What makes Shantae and the Pirate’s Curse such a fun game is while it has the style, flare and difficulty of a retro video game it comes with all the refinements that time has brought to the video game industry. It recaptures the feel of the golden age of video gaming and is improved by new capabilities and new ideas that simply wouldn’t have been possible on old hardware. Unfortunately, unlike various multiplatform games today there’s no way of sharing save data between the Wii U and 3DS versions of the game. For instance, if you have both games and want to pick up where you left off from the Wii U version while you’re on the go, you’re out of luck. So it’s ultimately best to pick one version of the game.
There is merit to both Wii U and 3DS versions of the game. The Wii U version of the game displays in high definition and the Wii U Gamepad’s extra buttons can allow for some extra functions that won’t be available in the 3DS version until an update launches to make it compatible with the extra controls on New 3DS consoles or with a Circle Pad Pro for standard 3DS consoles. The 3DS version of the game comes with all the advantages of having a portable version of a game- and it plays identically to the Wii U version only with the added effect of the 3D function. The 3D effect is welcome and gives the game a little extra visual appeal. If I had to pick one, I’d go for the 3DS version but it’s all just a matter of preference.
There are a number of small details in the game that you won’t want to ignore. As well as hiding Heart Squids and Cacklebats (collectibles scattered all over the world), many characters have some kind of significance at some point in the game- so talking to people and really listening to what they have to say is a smart idea- even if it’s not necessary to advance. The game rewards players with multiple endings depending on how well they play- which ranges from how much you collect to how fast you finish the game. It does represent a bit of an inconvenience for players who want to see every ending- as they’ll have to play through the game at least four times and it’ll ultimately depend on how the game ranks your performance.
Graphics and Audio
Shantae and the Pirate’s Curse features a nostalgic sprite-based art direction like many games from indie developers- but the visuals look sophisticated and colourful enough to call it fresh and modern. I suppose the only let-down in graphics is that the Wii U version of the game uses the same resolution sprites as the 3DS version; only upscaling character artworks and dialogue to a higher resolution. The game’s soundtrack is upbeat and enjoyable to listen to, blending in NES-style chiptunes with synthesized music to compliment the game’s place somewhere between modern and retro video games.
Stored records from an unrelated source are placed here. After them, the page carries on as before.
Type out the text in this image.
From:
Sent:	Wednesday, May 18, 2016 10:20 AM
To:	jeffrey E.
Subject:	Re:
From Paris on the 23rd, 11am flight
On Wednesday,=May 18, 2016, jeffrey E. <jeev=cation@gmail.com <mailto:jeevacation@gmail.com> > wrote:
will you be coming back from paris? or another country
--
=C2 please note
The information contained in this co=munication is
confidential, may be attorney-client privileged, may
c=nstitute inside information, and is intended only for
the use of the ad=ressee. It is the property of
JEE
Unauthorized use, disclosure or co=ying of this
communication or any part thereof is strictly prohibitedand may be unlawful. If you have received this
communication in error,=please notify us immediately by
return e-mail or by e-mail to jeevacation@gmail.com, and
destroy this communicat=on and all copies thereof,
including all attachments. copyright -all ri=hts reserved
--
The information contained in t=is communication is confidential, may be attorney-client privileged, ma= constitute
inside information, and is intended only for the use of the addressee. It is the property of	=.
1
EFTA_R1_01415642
Shantae and the Pirate’s Curse is a fantastic game. It’s a celebration of platformer and role-playing games but it doesn’t particularly attempt to copy other games of either genre. I especially enjoyed how Sequin Land has a sense of connectedness, containing large environments brimming with secrets. It makes the world feel real. It’s certainly a unique experience in gameplay and it is packed with quality content. Once you make it through the first dungeon, you’ll be hooked until the end.